Auf der "grünen Wiese" vor dem Ort fand eine Art Dorffest statt. Ein Familienvater fuhr mit seinen kleinen Töchtern hin und parkte vor dem Zaun eines landwirtschaftlichen Anwesens. Das ältere Mädchen sprang sofort aus dem Wagen. Während der Vater die jüngere Schwester aus dem Auto hob, hängte sich die Sechsjährige an die Eisenstange der Umzäunung. Die Strebe löste sich und fiel mit dem Mädchen zu Boden.

Dabei zog sich das Kind innere Verletzungen zu und musste zehn Tage im Krankenhaus behandelt werden. Vom Grundstückseigentümer forderten die Eltern im Namen des Mädchens 7.500 Euro Schmerzensgeld. Der Besitzer des Zauns erklärte, dieser sei wenige Wochen vor dem Unfall kontrolliert worden und einwandfrei gewesen. Möglicherweise hätten Jugendliche die Eisenstange verbogen.

Das Landgericht Coburg wies die Klage ab (21 O 609/10). Der Eigentümer sei nur Personen gegenüber, die das Grundstück berechtigt benutzten, zu Sicherungsmaßnahmen verpflichtet. Er müsse den Zaun nicht so gestalten, dass leichtsinnige, unerfahrene Kinder vor Schaden bewahrt würden - zumal dort selten Kinder spielten, eigentlich nur einmal im Jahr beim Fest.

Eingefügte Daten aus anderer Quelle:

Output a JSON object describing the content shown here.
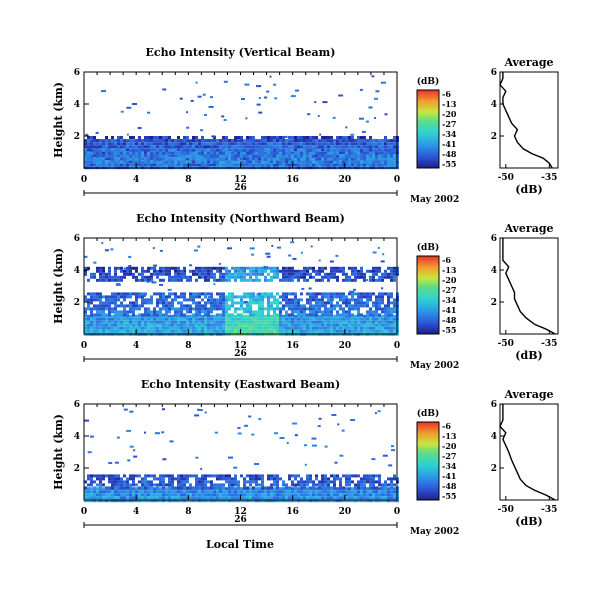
{
  "chart_data": [
    {
      "type": "heatmap",
      "title": "Echo Intensity (Vertical Beam)",
      "ylabel": "Height (km)",
      "xticks": [
        "0",
        "4",
        "8",
        "12",
        "16",
        "20",
        "0"
      ],
      "yticks": [
        "6",
        "4",
        "2"
      ],
      "xlim": [
        0,
        24
      ],
      "ylim": [
        0,
        6
      ],
      "date_day": "26",
      "date_label": "May 2002",
      "colorbar": {
        "label": "(dB)",
        "ticks": [
          "-6",
          "-13",
          "-20",
          "-27",
          "-34",
          "-41",
          "-48",
          "-55"
        ],
        "range": [
          -55,
          -6
        ]
      },
      "layers": [
        {
          "h0": 0.1,
          "h1": 1.8,
          "v": -45
        },
        {
          "h0": 0.3,
          "h1": 1.2,
          "v": -42
        },
        {
          "h0": 1.8,
          "h1": 2.0,
          "v": -48
        }
      ],
      "average": {
        "title": "Average",
        "xlabel": "(dB)",
        "xticks": [
          "-50",
          "-35"
        ],
        "yticks": [
          "6",
          "4",
          "2"
        ],
        "xlim": [
          -52,
          -32
        ],
        "profile": [
          [
            -34,
            0.0
          ],
          [
            -35,
            0.3
          ],
          [
            -37,
            0.6
          ],
          [
            -41,
            0.9
          ],
          [
            -44,
            1.2
          ],
          [
            -46,
            1.6
          ],
          [
            -47,
            2.0
          ],
          [
            -46,
            2.4
          ],
          [
            -48,
            2.8
          ],
          [
            -49,
            3.2
          ],
          [
            -50,
            3.6
          ],
          [
            -51,
            4.0
          ],
          [
            -51,
            4.4
          ],
          [
            -50,
            4.8
          ],
          [
            -52,
            5.2
          ],
          [
            -51,
            5.6
          ],
          [
            -51,
            6.0
          ]
        ]
      }
    },
    {
      "type": "heatmap",
      "title": "Echo Intensity (Northward Beam)",
      "ylabel": "Height (km)",
      "xticks": [
        "0",
        "4",
        "8",
        "12",
        "16",
        "20",
        "0"
      ],
      "yticks": [
        "6",
        "4",
        "2"
      ],
      "xlim": [
        0,
        24
      ],
      "ylim": [
        0,
        6
      ],
      "date_day": "26",
      "date_label": "May 2002",
      "colorbar": {
        "label": "(dB)",
        "ticks": [
          "-6",
          "-13",
          "-20",
          "-27",
          "-34",
          "-41",
          "-48",
          "-55"
        ],
        "range": [
          -55,
          -6
        ]
      },
      "layers": [
        {
          "h0": 0.0,
          "h1": 1.2,
          "v": -38
        },
        {
          "h0": 1.2,
          "h1": 2.6,
          "v": -44
        },
        {
          "h0": 3.4,
          "h1": 4.2,
          "v": -48
        }
      ],
      "average": {
        "title": "Average",
        "xlabel": "(dB)",
        "xticks": [
          "-50",
          "-35"
        ],
        "yticks": [
          "6",
          "4",
          "2"
        ],
        "xlim": [
          -52,
          -32
        ],
        "profile": [
          [
            -33,
            0.0
          ],
          [
            -36,
            0.3
          ],
          [
            -40,
            0.6
          ],
          [
            -43,
            1.0
          ],
          [
            -45,
            1.4
          ],
          [
            -46,
            1.8
          ],
          [
            -47,
            2.2
          ],
          [
            -47,
            2.6
          ],
          [
            -48,
            3.0
          ],
          [
            -49,
            3.4
          ],
          [
            -50,
            3.8
          ],
          [
            -49,
            4.2
          ],
          [
            -51,
            4.6
          ],
          [
            -51,
            5.0
          ],
          [
            -51,
            5.4
          ],
          [
            -51,
            6.0
          ]
        ]
      }
    },
    {
      "type": "heatmap",
      "title": "Echo Intensity (Eastward Beam)",
      "ylabel": "Height (km)",
      "xlabel": "Local Time",
      "xticks": [
        "0",
        "4",
        "8",
        "12",
        "16",
        "20",
        "0"
      ],
      "yticks": [
        "6",
        "4",
        "2"
      ],
      "xlim": [
        0,
        24
      ],
      "ylim": [
        0,
        6
      ],
      "date_day": "26",
      "date_label": "May 2002",
      "colorbar": {
        "label": "(dB)",
        "ticks": [
          "-6",
          "-13",
          "-20",
          "-27",
          "-34",
          "-41",
          "-48",
          "-55"
        ],
        "range": [
          -55,
          -6
        ]
      },
      "layers": [
        {
          "h0": 0.0,
          "h1": 0.8,
          "v": -40
        },
        {
          "h0": 0.8,
          "h1": 1.6,
          "v": -46
        }
      ],
      "average": {
        "title": "Average",
        "xlabel": "(dB)",
        "xticks": [
          "-50",
          "-35"
        ],
        "yticks": [
          "6",
          "4",
          "2"
        ],
        "xlim": [
          -52,
          -32
        ],
        "profile": [
          [
            -33,
            0.0
          ],
          [
            -36,
            0.3
          ],
          [
            -40,
            0.6
          ],
          [
            -43,
            0.9
          ],
          [
            -45,
            1.3
          ],
          [
            -46,
            1.7
          ],
          [
            -47,
            2.1
          ],
          [
            -48,
            2.5
          ],
          [
            -49,
            3.0
          ],
          [
            -50,
            3.4
          ],
          [
            -51,
            3.8
          ],
          [
            -50,
            4.2
          ],
          [
            -52,
            4.6
          ],
          [
            -51,
            5.0
          ],
          [
            -51,
            5.4
          ],
          [
            -51,
            6.0
          ]
        ]
      }
    }
  ]
}
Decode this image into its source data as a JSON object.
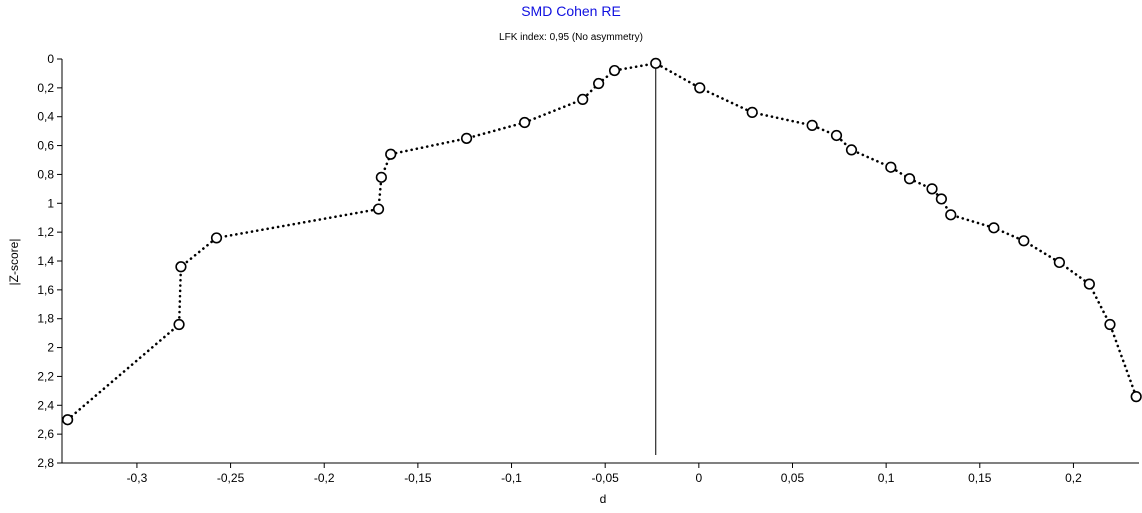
{
  "chart_data": {
    "type": "scatter",
    "title": "SMD Cohen RE",
    "subtitle": "LFK index: 0,95 (No asymmetry)",
    "xlabel": "d",
    "ylabel": "|Z-score|",
    "xlim": [
      -0.34,
      0.235
    ],
    "ylim": [
      0,
      2.8
    ],
    "y_inverted": true,
    "grid": false,
    "decimal_separator": ",",
    "x_ticks": [
      -0.3,
      -0.25,
      -0.2,
      -0.15,
      -0.1,
      -0.05,
      0,
      0.05,
      0.1,
      0.15,
      0.2
    ],
    "x_tick_labels": [
      "-0,3",
      "-0,25",
      "-0,2",
      "-0,15",
      "-0,1",
      "-0,05",
      "0",
      "0,05",
      "0,1",
      "0,15",
      "0,2"
    ],
    "y_ticks": [
      0,
      0.2,
      0.4,
      0.6,
      0.8,
      1,
      1.2,
      1.4,
      1.6,
      1.8,
      2,
      2.2,
      2.4,
      2.6,
      2.8
    ],
    "y_tick_labels": [
      "0",
      "0,2",
      "0,4",
      "0,6",
      "0,8",
      "1",
      "1,2",
      "1,4",
      "1,6",
      "1,8",
      "2",
      "2,2",
      "2,4",
      "2,6",
      "2,8"
    ],
    "vertical_line_x": -0.023,
    "points": [
      {
        "x": -0.337,
        "y": 2.5
      },
      {
        "x": -0.2775,
        "y": 1.84
      },
      {
        "x": -0.2765,
        "y": 1.44
      },
      {
        "x": -0.2575,
        "y": 1.24
      },
      {
        "x": -0.171,
        "y": 1.04
      },
      {
        "x": -0.1695,
        "y": 0.82
      },
      {
        "x": -0.1645,
        "y": 0.66
      },
      {
        "x": -0.124,
        "y": 0.55
      },
      {
        "x": -0.093,
        "y": 0.44
      },
      {
        "x": -0.062,
        "y": 0.28
      },
      {
        "x": -0.0535,
        "y": 0.17
      },
      {
        "x": -0.045,
        "y": 0.08
      },
      {
        "x": -0.023,
        "y": 0.03
      },
      {
        "x": 0.0005,
        "y": 0.2
      },
      {
        "x": 0.0285,
        "y": 0.37
      },
      {
        "x": 0.0605,
        "y": 0.46
      },
      {
        "x": 0.0735,
        "y": 0.53
      },
      {
        "x": 0.0815,
        "y": 0.63
      },
      {
        "x": 0.1025,
        "y": 0.75
      },
      {
        "x": 0.1125,
        "y": 0.83
      },
      {
        "x": 0.1245,
        "y": 0.9
      },
      {
        "x": 0.1295,
        "y": 0.97
      },
      {
        "x": 0.1345,
        "y": 1.08
      },
      {
        "x": 0.1575,
        "y": 1.17
      },
      {
        "x": 0.1735,
        "y": 1.26
      },
      {
        "x": 0.1925,
        "y": 1.41
      },
      {
        "x": 0.2085,
        "y": 1.56
      },
      {
        "x": 0.2195,
        "y": 1.84
      },
      {
        "x": 0.2335,
        "y": 2.34
      }
    ],
    "marker_color": "#000000",
    "line_color": "#000000",
    "title_color": "#1010e0"
  }
}
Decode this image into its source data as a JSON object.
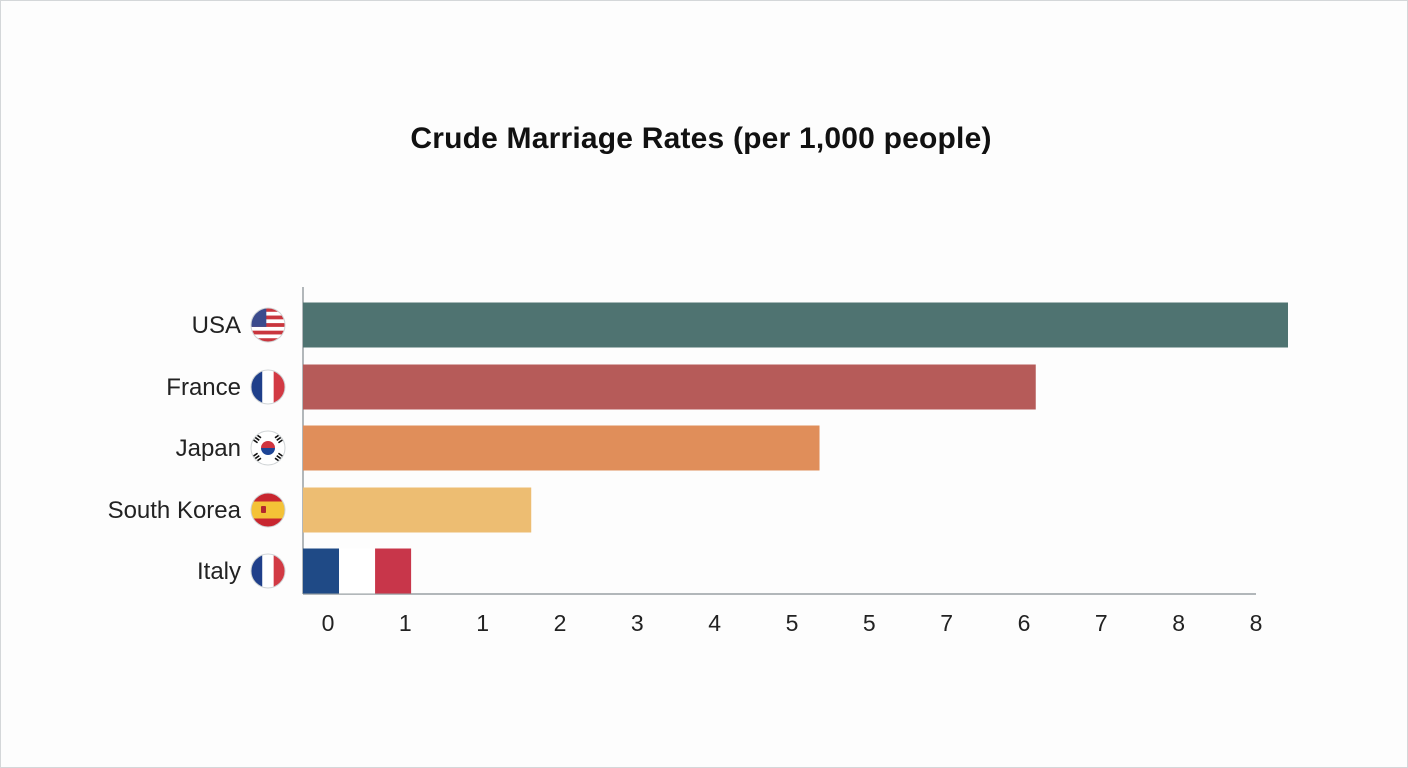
{
  "chart_data": {
    "type": "bar",
    "orientation": "horizontal",
    "title": "Crude Marriage Rates (per 1,000 people)",
    "xlabel": "",
    "ylabel": "",
    "categories": [
      "USA",
      "France",
      "Japan",
      "South Korea",
      "Italy"
    ],
    "values": [
      8.2,
      6.1,
      4.3,
      1.9,
      0.9
    ],
    "flags": [
      "us-flag-icon",
      "france-flag-icon",
      "south-korea-flag-icon",
      "spain-flag-icon",
      "france-flag-icon"
    ],
    "colors": [
      "#4f7371",
      "#b65b59",
      "#e08e5a",
      "#edbd72",
      "#c8364a"
    ],
    "italy_bar_colors": [
      "#1f4a86",
      "#ffffff",
      "#c8364a"
    ],
    "x_tick_labels": [
      "0",
      "1",
      "1",
      "2",
      "3",
      "4",
      "5",
      "5",
      "7",
      "6",
      "7",
      "8",
      "8"
    ],
    "xlim": [
      0,
      8.2
    ],
    "grid": false,
    "legend": "none"
  }
}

Gegen eine offenkundige Zweckentfremdung der Eisenstrebe habe der Grundstückseigentümer keine vorbeugenden Maßnahmen treffen müssen. Er müsse nicht damit rechnen, dass sechsjährige Kinder dort unbeaufsichtigt herumturnten. Die Tatsache, dass der Vater des Mädchens abgelenkt gewesen sei und nicht rechtzeitig eingreifen konnte, dürfe nicht zu Lasten des Eigentümers gehen.